At the heart of all the projects, programs, and collaborations is our belief in and commitment to the History Relevance campaign.  The campaign, which has been in action for approximately seven years, “encourages the public to use historical thinking skills to actively engage with and address contemporary issues and to value history for its relevance to modern life.” We want Hoosiers to first and foremost understand what history is, how to practice it, and develop the critical skills it offers. Secondly, we want Hoosiers to recognize its importance and relevance to the world in which we live.  History is NOT merely a series of names, dates, and facts to be memorized.  It is an interpretation of the past based on primary source materials and facts.  It is a narrative based on evidence and sources that helps us understand what came before, and why and how that informs where we are right now.  To emphasize a quote from Sam Wineburg,

History teaches us a way to make choices, to balance opinions, to tell stories, and to become uneasy—when necessary—about the stories we tell.[3]

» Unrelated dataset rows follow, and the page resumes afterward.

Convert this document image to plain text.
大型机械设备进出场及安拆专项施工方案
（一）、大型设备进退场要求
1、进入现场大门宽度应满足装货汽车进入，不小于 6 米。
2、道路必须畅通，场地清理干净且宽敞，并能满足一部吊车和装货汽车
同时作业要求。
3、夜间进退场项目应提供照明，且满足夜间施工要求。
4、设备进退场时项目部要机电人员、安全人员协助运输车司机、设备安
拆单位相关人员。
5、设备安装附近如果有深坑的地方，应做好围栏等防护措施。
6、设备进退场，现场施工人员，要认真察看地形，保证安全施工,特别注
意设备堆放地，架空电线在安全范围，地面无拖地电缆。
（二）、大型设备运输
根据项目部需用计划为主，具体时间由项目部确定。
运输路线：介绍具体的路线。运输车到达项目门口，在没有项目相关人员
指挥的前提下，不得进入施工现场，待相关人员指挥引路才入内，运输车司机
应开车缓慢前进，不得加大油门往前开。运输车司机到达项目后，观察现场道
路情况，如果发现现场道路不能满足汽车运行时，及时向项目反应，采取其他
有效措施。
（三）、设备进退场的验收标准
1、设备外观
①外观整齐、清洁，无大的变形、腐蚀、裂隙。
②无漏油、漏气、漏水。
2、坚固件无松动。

Furthermore, as the campaign asserts, history is essential for the future.  Indeed,

historical knowledge is crucial to protecting democracy.  By preserving authentic and meaningful documents, artifacts, images, stories, and places, future generations have a foundation on which to build and know what it means to be a member of this civic community.[4]

As we celebrate our 105th anniversary, we want to ensure that we continue to help Hoosiers learn more about Indiana’s past and the ways in which it is relevant to the present. This also means that IHB will continue exploring our own history to stay relevant and continue serving Hoosiers in the best way possible.  We hope that you will help us do this and embrace the new and exciting things the Bureau has to offer in 2020!  Stay tuned for more, and here’s to another 105 years . . . Now cake!

[1] Laws of the State of Indiana, 1915, (Indianapolis:  Wm. B. Burford, 1915), 455.

[2] Laws of the State of Indiana, 1925, (Indianapolis:  Wm. B. Burford, 1925), 191.

[3] Sam Wineburg, Historical Thinking and Other Unnatural Acts: Charting the Future of Teaching the Past, (Philadelphia: Temple University Press, 2001), ix.